Nigeria, the EFCC boss said, spends a staggering N250billion annually on law-enforcement agencies including the judiciary. But this hasn’t led to the deserved positive impact in the security system and judicial procedures, he claimed. 

He is, of course, worried that despite this huge outlay “no person is serving a jail term for corruption. No person has even been convicted under the 1995 Money Laundering Act. No person is serving a jail term for 419 under the Advance Fee Fraud Act, 1995”.

Where does he place the blame for this distortion and imbalance between what the state puts in to arrest corruption and the reality of a lack of culprits? Ribadu sees corruption at work. “In some cases”, he laments, “law enforcement agencies were found to be the principal perpetrators of the crimes… law enforcement agents that are supposed to be the custodians of the law and order are the worst culprits”.

He has a bagful of attendant scoundrels. These are constitutional constraints, which he claims are sometimes too protective of the accused persons on trial. There is also the attitude of some defence counsel in stalling trials when defending clients in cases prosecuted by EFCC. According to Ribadu, the lawyers’ action “has brought our profession under justifiable suspicion”.

“It’s like Malam Ribadu is trying to pass the buck”, says Ibrahim Salami, president of Moral Majority, Lagos-based watchdog on transparency in government and public office holders. “Is he trying to absolve himself and his commission of charges of incompetence and wasteful spending?”

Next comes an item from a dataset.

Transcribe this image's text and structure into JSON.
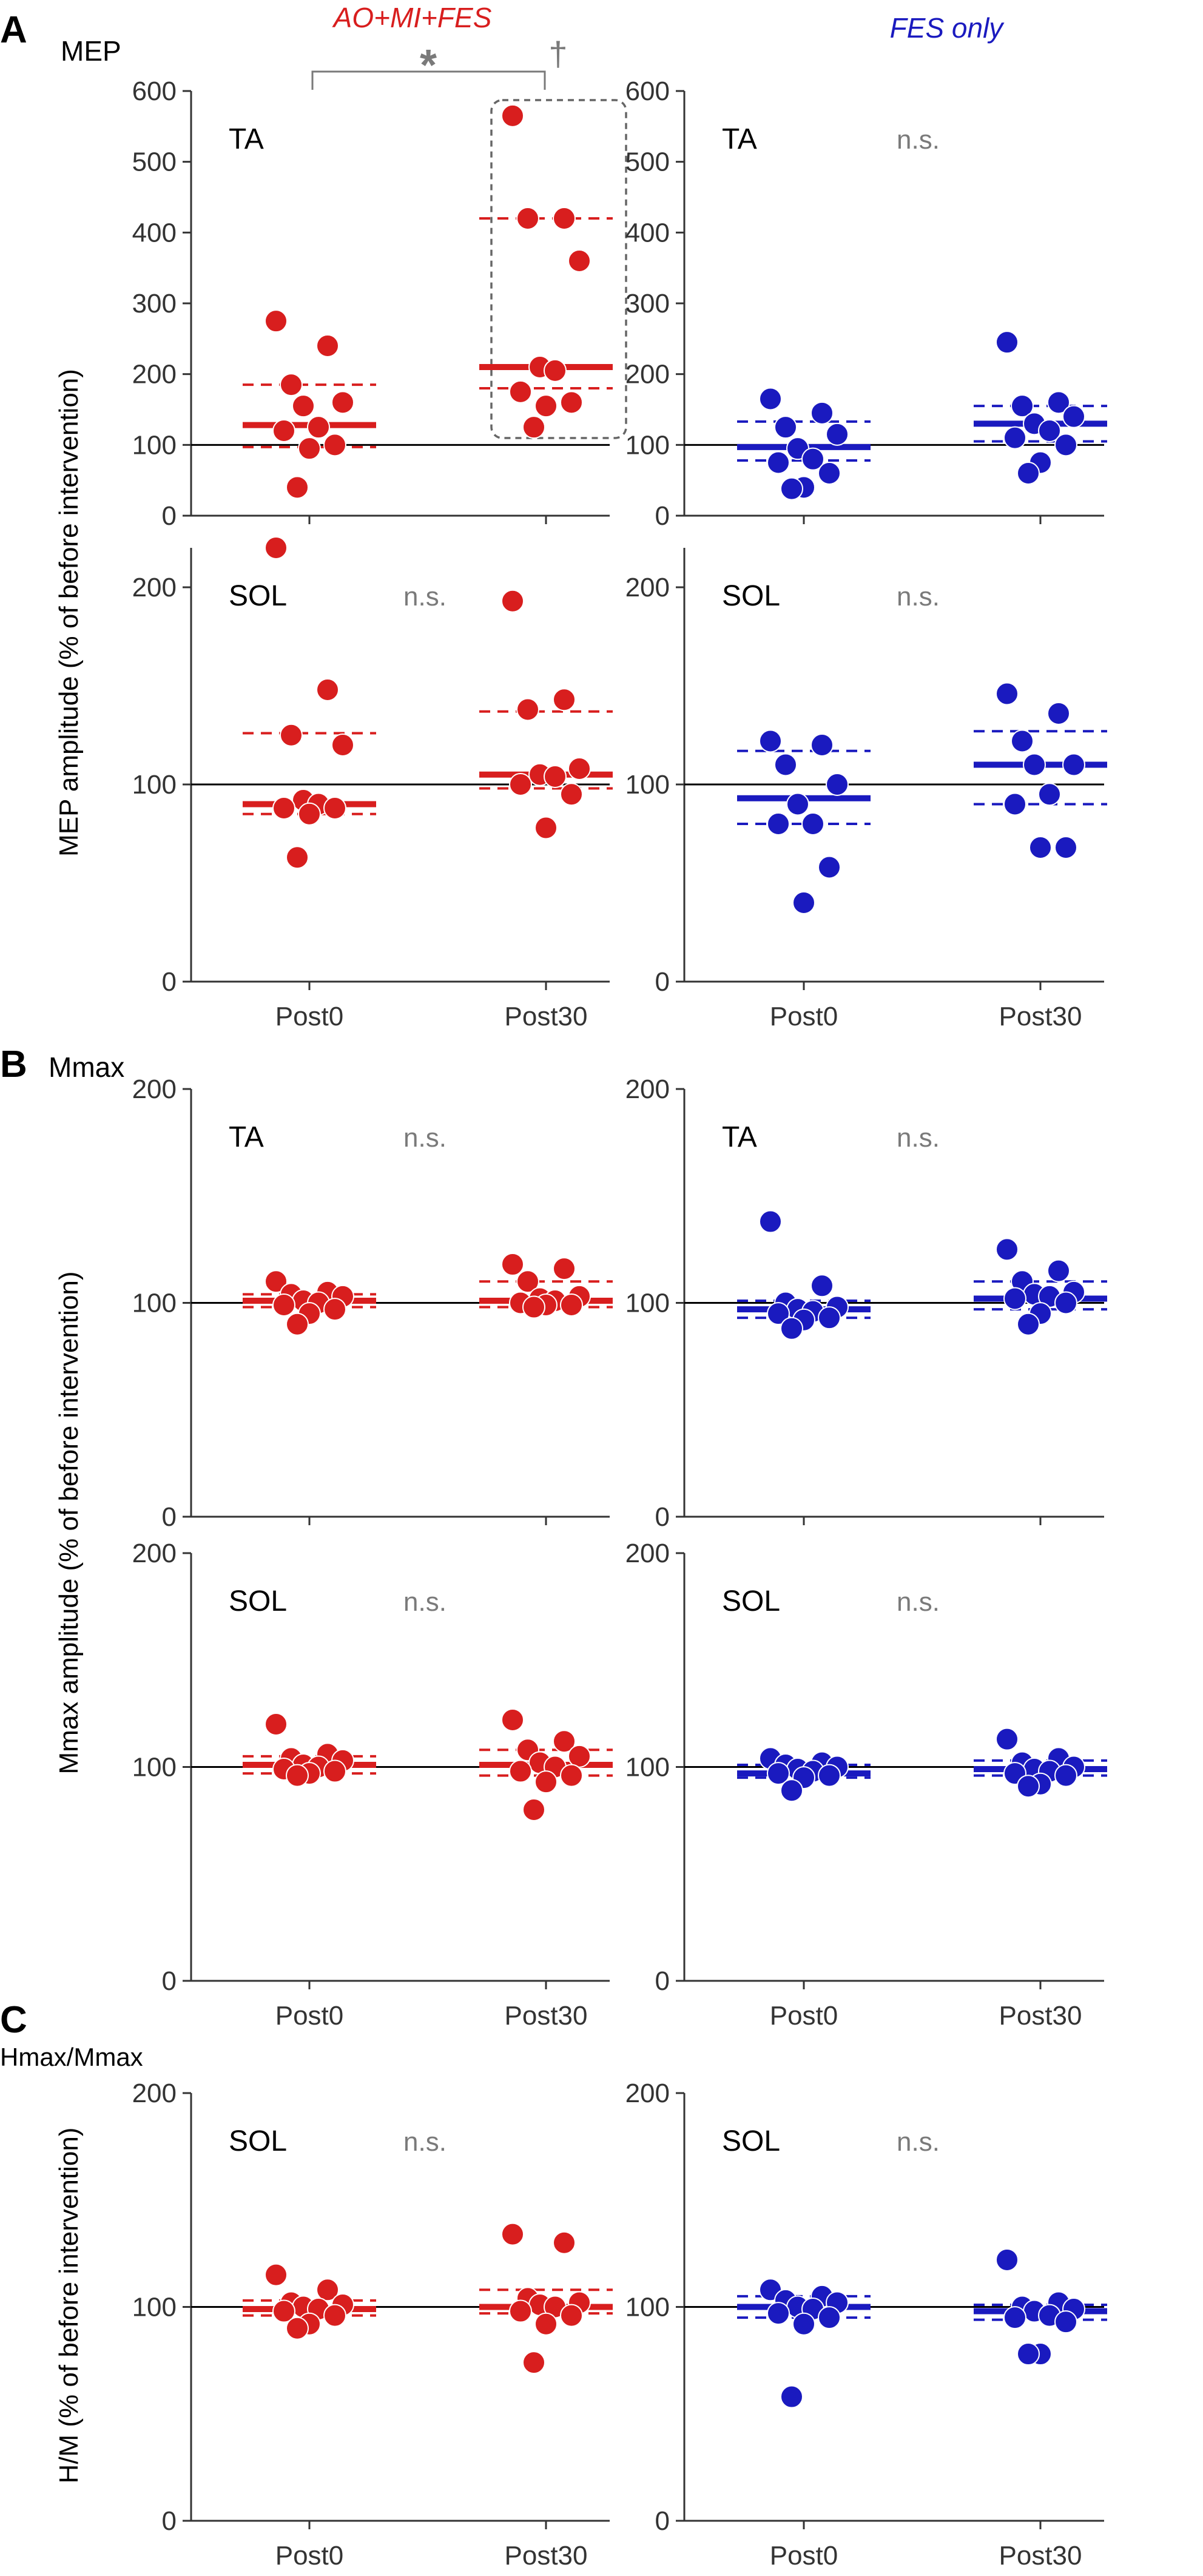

Ribadu’s colleagues in the profession Maceu Macaulay agrees that the figure quoted by the EFCC boss is rather enormous. He says, however, that this is no reason for it to create cynics out of observers. “I think we should commend Ribadu for opening up on his frustration at a system that allows so much to be spent and yet have nothing to show for it”.

Still, it amounts to a big credibility gaffe for a government pegged on transparency and an anti-corruption undertaking to lack a handful of convicted persons in its net despite all the resources sunk unto fishing for them. The problem is no more the volume of money spent but the absence of results.

“It is a situation worth lamenting”, says James Ocholi, a civil servant from Lokoja. He wants Ribadu to go beyond weeping. “He can resolve the riddle he has identified by also naming the law enforcement agents standing as the protectors of the corrupt persons”.

Ibrahim Salami told Daily Independent: “Ribadu could prove he’s up to the task only if he improves on Obasanjo’s style by successfully prosecuting corrupt officials, not minding whose ox is gored. It’s what the president has shied away from”.